Inzwischen gibt es einen fertigen Vertragsentwurf, der erahnen lässt, wie das System künftig aussehen soll. Die EU-Kommission und Kanada haben Ceta fertigverhandelt. Derzeit wartet man in Brüssel auf die Kommentare zu dem Vertrag aus den 28 Unionsländern. Die EU ist den Kritikern entgegengekommen: Investorenklagen auf Basis des Ceta müssen öffentlich verhandelt werden. Die Schiedsgerichte müssen wichtige Dokumente publik machen.

Wer ist Investor?

Auch der Begriff Investor wurde genauer definiert. Nur wer in einem Land geschäftlich aktiv ist, erhält ein Klagerecht. Damit sollen Briefkastenfirmen ausgeschlossen werden. Immer wieder wurden in der Vergangenheit Staaten mithilfe von Scheinfirmen verklagt, die sich dabei auf internationale Investorenschutzverträge beriefen. Was Skeptiker weniger freuen wird: Auch Unternehmen, die nur Staatsanleihen gekauft haben, gelten als Investoren, was künftige Umschuldungen à la Griechenland spannend machen dürfte.

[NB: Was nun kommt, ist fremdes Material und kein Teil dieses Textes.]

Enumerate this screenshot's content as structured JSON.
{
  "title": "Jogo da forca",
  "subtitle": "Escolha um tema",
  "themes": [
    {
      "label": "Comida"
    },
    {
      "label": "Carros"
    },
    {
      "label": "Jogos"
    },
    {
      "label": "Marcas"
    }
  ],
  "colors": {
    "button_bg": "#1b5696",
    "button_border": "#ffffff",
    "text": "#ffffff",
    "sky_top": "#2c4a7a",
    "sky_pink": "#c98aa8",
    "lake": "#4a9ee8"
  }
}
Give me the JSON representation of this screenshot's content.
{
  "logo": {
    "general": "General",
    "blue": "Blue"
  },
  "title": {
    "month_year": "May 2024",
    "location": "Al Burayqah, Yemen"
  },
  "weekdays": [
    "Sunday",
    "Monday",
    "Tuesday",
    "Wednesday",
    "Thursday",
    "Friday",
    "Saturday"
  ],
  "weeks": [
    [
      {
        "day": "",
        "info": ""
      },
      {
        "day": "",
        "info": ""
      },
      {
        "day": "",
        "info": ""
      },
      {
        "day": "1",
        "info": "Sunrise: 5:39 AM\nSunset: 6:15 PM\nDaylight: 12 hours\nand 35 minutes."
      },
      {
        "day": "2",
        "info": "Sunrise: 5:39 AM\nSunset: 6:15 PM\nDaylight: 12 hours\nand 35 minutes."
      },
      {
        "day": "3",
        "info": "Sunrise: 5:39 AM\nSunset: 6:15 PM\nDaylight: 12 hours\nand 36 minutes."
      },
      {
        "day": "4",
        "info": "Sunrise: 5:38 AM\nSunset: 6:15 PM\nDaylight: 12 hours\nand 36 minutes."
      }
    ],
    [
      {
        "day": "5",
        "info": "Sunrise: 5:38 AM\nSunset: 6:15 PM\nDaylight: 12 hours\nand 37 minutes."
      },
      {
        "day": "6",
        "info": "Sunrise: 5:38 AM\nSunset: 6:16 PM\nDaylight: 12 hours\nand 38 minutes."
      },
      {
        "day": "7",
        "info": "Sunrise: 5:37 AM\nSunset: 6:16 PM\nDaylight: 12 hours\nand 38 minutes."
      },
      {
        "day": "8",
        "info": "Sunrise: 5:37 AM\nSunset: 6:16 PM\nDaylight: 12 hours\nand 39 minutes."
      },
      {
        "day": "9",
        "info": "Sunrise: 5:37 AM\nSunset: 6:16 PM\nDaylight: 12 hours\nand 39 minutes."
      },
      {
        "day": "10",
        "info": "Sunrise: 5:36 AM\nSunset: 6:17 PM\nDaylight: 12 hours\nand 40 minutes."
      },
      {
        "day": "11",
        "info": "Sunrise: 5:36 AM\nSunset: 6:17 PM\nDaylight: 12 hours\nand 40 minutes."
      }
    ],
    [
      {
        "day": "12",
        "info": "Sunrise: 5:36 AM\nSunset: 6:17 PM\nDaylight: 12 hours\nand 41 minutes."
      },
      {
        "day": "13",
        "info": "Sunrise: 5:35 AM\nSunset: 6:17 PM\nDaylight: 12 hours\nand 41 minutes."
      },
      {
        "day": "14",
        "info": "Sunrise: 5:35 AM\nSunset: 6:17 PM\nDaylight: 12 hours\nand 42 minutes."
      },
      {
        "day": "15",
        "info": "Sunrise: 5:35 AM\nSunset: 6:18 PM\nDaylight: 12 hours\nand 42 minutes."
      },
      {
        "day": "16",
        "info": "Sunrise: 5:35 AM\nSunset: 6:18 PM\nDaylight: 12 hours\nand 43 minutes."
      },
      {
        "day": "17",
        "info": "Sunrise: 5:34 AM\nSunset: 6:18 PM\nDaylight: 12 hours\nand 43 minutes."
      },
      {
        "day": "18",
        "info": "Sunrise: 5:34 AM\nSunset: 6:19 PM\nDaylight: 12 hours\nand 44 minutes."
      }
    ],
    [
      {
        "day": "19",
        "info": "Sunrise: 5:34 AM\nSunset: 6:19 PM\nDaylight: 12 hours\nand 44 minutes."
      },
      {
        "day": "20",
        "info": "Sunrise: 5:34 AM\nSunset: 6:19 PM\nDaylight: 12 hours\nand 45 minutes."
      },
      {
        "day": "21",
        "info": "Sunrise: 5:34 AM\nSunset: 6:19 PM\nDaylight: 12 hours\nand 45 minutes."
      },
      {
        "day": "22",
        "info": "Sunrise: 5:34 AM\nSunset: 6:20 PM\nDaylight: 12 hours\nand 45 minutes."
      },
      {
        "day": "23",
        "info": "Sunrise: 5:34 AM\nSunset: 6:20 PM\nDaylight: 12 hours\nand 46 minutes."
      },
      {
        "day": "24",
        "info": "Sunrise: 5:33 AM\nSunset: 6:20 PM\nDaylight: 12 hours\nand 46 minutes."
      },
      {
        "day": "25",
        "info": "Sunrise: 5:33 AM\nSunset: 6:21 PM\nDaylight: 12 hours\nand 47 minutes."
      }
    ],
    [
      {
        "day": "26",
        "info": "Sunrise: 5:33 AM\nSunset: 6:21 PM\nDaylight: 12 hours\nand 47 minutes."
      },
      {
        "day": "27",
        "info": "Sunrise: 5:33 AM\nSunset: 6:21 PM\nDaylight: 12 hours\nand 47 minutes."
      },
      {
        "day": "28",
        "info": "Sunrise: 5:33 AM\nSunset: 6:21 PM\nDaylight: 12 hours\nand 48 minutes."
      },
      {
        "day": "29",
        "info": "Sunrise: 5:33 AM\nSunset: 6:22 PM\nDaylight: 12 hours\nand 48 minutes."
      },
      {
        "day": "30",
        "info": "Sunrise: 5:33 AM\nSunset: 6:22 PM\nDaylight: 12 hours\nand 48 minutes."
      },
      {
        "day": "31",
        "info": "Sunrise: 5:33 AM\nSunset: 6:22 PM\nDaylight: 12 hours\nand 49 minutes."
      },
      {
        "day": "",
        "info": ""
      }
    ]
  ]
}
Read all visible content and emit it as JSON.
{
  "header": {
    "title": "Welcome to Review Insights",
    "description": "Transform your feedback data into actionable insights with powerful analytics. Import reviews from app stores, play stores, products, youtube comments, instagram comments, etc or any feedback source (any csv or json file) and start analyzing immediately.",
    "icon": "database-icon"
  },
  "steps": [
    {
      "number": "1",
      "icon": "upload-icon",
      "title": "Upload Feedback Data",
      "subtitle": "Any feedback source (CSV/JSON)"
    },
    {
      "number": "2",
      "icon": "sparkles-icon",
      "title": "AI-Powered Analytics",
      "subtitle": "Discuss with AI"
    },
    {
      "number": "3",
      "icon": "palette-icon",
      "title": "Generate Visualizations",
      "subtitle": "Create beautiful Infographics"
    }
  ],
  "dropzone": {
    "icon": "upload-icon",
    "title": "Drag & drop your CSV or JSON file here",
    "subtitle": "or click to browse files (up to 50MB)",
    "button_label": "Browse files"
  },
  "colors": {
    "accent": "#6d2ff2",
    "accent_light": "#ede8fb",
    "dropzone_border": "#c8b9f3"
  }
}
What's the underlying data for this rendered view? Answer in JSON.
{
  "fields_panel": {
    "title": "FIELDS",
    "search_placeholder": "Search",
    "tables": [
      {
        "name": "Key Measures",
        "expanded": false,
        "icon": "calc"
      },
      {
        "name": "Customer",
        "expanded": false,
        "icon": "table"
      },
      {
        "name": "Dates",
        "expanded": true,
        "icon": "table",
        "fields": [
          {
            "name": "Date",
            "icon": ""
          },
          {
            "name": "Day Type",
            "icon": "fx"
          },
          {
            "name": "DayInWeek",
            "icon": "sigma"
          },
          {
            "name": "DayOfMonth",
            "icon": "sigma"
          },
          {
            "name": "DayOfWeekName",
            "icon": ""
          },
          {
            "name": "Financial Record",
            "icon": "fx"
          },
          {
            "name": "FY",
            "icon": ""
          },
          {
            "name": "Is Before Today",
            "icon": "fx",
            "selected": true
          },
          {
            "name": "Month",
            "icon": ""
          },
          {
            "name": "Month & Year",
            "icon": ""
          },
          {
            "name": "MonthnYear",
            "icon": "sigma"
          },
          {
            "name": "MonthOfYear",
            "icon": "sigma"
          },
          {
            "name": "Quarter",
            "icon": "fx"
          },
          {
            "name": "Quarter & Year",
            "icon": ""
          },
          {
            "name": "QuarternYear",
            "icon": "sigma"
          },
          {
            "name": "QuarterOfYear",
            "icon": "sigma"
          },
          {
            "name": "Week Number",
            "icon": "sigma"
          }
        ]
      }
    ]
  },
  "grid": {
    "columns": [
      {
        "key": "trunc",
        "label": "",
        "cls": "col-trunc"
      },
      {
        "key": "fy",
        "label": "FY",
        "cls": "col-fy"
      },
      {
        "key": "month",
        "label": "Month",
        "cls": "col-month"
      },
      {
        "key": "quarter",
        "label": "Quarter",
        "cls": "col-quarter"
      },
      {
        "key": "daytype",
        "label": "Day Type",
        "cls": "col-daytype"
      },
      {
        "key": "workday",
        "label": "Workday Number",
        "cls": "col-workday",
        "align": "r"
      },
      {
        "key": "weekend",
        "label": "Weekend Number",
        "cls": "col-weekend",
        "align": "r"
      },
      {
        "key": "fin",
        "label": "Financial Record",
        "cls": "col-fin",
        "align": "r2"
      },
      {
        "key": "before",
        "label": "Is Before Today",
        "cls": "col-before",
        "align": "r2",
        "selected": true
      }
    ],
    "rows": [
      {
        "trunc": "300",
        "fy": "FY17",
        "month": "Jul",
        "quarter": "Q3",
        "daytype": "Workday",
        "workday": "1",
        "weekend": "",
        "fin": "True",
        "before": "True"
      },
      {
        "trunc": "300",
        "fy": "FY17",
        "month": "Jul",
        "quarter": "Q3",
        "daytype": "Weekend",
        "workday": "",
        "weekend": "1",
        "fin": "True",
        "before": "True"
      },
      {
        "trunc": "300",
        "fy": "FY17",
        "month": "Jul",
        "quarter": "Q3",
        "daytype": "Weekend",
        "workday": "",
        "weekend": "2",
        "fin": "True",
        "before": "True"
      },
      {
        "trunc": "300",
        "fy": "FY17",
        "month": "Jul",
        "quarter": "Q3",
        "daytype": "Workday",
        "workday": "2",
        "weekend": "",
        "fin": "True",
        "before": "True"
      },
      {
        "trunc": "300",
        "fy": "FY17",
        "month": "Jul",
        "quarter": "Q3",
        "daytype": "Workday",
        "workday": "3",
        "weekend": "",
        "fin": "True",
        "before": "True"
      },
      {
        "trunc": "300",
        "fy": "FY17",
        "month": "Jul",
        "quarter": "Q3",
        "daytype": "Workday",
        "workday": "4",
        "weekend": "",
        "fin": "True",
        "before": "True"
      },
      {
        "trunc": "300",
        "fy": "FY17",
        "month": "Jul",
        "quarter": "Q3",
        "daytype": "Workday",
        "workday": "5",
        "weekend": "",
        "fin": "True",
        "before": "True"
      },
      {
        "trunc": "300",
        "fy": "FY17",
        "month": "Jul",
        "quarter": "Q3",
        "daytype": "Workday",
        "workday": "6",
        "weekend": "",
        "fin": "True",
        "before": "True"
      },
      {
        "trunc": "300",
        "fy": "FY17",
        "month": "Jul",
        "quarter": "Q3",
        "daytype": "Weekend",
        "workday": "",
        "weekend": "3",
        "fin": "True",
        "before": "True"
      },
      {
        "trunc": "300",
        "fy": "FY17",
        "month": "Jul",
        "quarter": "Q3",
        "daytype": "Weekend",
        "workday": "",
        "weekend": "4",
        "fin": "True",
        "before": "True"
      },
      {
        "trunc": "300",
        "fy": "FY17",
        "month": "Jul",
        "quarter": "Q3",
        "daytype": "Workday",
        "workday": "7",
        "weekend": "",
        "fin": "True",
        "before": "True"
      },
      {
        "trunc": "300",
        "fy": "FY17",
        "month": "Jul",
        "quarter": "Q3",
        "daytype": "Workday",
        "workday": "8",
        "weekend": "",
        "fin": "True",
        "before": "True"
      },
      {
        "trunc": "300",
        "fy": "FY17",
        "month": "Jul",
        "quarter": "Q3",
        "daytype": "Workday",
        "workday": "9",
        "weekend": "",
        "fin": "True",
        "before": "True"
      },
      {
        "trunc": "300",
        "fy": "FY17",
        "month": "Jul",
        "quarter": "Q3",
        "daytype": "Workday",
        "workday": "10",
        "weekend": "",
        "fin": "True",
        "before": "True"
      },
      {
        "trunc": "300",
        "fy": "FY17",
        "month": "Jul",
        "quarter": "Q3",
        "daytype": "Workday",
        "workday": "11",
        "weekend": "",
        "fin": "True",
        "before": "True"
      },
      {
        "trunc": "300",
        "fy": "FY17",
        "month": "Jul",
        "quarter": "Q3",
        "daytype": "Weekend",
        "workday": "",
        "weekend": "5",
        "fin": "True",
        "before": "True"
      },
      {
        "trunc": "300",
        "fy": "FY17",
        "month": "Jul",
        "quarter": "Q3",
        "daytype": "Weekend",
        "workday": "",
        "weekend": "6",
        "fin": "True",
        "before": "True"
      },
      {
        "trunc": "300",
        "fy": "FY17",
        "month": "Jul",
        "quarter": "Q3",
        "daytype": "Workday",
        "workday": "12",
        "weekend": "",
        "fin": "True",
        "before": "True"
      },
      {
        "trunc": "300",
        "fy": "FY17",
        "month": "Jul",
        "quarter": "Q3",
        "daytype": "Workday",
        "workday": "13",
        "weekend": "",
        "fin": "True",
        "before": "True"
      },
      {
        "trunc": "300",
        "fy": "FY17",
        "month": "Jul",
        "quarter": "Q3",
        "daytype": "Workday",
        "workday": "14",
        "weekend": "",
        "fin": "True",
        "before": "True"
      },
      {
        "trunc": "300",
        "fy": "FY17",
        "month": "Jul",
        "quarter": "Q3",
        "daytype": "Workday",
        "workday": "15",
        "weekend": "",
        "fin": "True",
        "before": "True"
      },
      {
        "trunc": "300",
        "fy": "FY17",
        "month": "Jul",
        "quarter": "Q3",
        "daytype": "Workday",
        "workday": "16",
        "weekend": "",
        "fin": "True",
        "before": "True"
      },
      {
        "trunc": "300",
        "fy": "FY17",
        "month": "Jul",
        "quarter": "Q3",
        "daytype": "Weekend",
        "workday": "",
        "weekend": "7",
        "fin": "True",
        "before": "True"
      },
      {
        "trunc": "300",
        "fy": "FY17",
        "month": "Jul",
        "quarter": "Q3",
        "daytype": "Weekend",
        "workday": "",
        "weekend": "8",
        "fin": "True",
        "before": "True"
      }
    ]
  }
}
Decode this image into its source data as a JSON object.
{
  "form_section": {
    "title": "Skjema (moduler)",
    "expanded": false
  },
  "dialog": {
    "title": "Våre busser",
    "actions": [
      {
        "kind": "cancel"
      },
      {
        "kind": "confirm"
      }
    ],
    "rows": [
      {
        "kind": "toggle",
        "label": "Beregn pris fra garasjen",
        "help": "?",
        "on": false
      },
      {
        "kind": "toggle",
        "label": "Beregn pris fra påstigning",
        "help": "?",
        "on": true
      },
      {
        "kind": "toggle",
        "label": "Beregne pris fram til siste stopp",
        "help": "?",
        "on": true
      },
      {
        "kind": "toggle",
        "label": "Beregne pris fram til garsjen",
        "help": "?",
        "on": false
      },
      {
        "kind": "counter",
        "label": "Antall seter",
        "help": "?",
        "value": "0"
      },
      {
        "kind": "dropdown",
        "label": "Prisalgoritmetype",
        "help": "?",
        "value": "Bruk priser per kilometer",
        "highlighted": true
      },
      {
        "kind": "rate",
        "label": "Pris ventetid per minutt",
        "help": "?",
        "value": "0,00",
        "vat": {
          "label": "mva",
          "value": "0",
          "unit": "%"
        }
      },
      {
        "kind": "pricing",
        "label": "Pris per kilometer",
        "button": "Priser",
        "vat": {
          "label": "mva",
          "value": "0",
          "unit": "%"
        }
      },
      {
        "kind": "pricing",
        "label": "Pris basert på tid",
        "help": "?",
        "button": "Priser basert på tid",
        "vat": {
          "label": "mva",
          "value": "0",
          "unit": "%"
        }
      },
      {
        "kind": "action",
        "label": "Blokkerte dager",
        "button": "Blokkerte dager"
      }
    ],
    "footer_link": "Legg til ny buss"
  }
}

Näher definiert wurden auch die Klagegründe. Auch hier gab es in der Vergangenheit Kritik an schwammigen Begriffen. So wird etwa ein Investor unfair behandelt, wenn ihm ein nationales Gericht eine Anhörung verweigert. Zudem wird festgelegt, dass im Regelfall die unterlegene Partei die Kosten des Schiedsverfahrens tragen soll. Das war bisher bei Schiedsgerichten nicht immer der Fall. Sind die Kritiker damit besänftigt? Nein. So gibt es etwa weiter kein ordentliches Berufungsverfahren beim Ceta (geplant ist es aber wohl beim TTIP). Nichts ändert sich auch an der grundlegenden Skepsis: "Die Frage bleibt, warum ausländische Investoren das Privileg erhalten sollen, einen Staat vor einem Schiedsgericht zu klagen, ohne vorher die Stufen der lokalen Gerichtsbarkeit ausschöpfen zu müssen. Dies ist in anderen Teilen des Völkerrechts üblich, etwa in Menschenrechtsfragen", sagt Karin Küblböck vom Forschungsinstitut für Internationale Entwicklung (ÖFSE).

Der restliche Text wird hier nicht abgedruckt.